Wednesday, January 01, 2020

Living on the stack with channels.

When I originally heard about being able to pin a container to a CPU to get performance gains with Kubernetes, I did not have a clear mental image of how this would actually play out.  Now, I am seeing a possible solution to that in the context of how a Quarterback container could use CPU pinning.

Running another thought experiment:

I originally had imagined that if a CPU was restricted to only seeing the data from a specific checkpoint in an evolving data stream, then by definition, all the CPU memory would be associated with that same snapshot of data.  It would be possible to guarantee a predictable state across a set of containers.

If you can scale down your workloads so the entire problem set for a partition of the data could be in a single container (single CPU cache), then maybe you could get better performance in the aggregated form than with a system that did not use CPU pinning and partition its code so that individual sections could be assigned their own CPU.

The quarterback component would orchestrate calls to other containers and they, in turn, could have preloaded structures in their pinned CPU cache (all CPUs are pinned to the same snapshot).

So arises the idea of "living on the stack"  You can have channels that will suspend state waiting for other data to appear.  The data being passed is not looked up at the time of channel passing.  It's already present in the code waiting to be executed.

Kubernetes could be used to orchestrate this dance: pinning CPUs and creating containers with multiple functions that could evolve from one responsibility to another in order to support phase transitions in a sequence of phases.  Don't reload the whole container, just switch duties.  Take for instance moving from calculation to aggregation.   In phase one of a two-phase execution sequence, the container could have methods to perform calculations.  In phase two maybe there is another process that uses the same data for aggregation.

It was also noted in earlier posts that because all the containers in a Pod can share the same file system, a local datastore could be used to share data between containers.  This data again would be pinned to the original snapshot.  A layer above this would yet another way to share data, this one at the node level.  This would be accomplished by using a queryable in-memory database.

Picture crop rotation here:  Farmers know that by alternating between corn and beans they can achieve better results.  In effect, the corn fertilizes the beans by leaving behind nutrients (in this case data)  As you move from phase to phase - reusing the containers by calling different functions you can build on the progress made by earlier processes.

The question is how to scale down the problem into chunks that could be optimized at this level.  As we start to envision that we are starting to approach the problem in a different way.  Instead of thinking about how to create long-running processes that handle many snapshots of data.  We start to see islands of computing power being created, shifting phases, and then disappearing.

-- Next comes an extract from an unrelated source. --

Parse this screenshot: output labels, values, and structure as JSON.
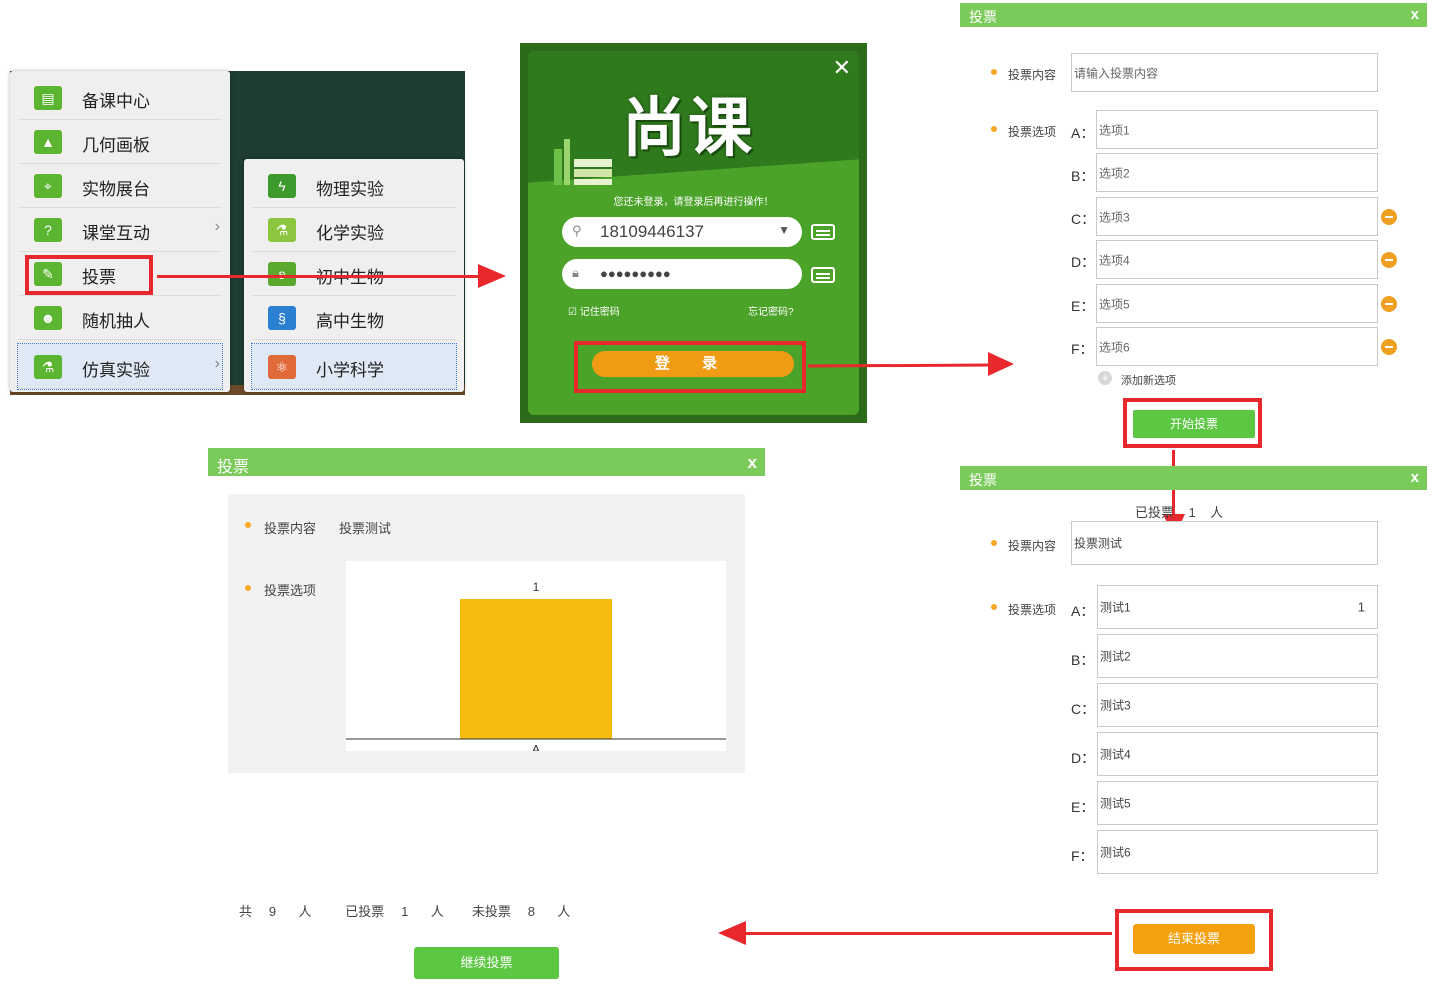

This is the future I see in how containers can change the way programs are built.  We are already seeing a similar concept with the function frameworks out there.  I liken serverless and functional code to being "dynamic coding" whereas a system with CPU-pinning being something akin to "type safe".  Now your data engines are "type safe" with respect to snapshots of data.

Update:  1/2/2020

https://segment.com/blog/allocation-efficiency-in-high-performance-go-services/

This states:

The rule of thumb is: pointers point to data allocated on the heap.

and goes on to state:

Pointers should primarily be used to reflect ownership semantics and mutability. In practice, the use of pointers to avoid copies should be infrequent. Don’t fall into the trap of premature optimization. It’s good to develop a habit of passing data by value, only falling back to passing pointers when necessary. An extra bonus is the increased safety of eliminating nil.

Maybe since we are not working with mutable data we can use fewer pointers?

More research is cautioning against this pointing to the unpredictable nature of data size- the question is can we be assured that for a given dataset all the data can live on the stack which can be 8MB on Linux?  (running in docker / Kubernetes)

It seems that via data immutability we could determine the total size of data on the stack with some degree of confidence.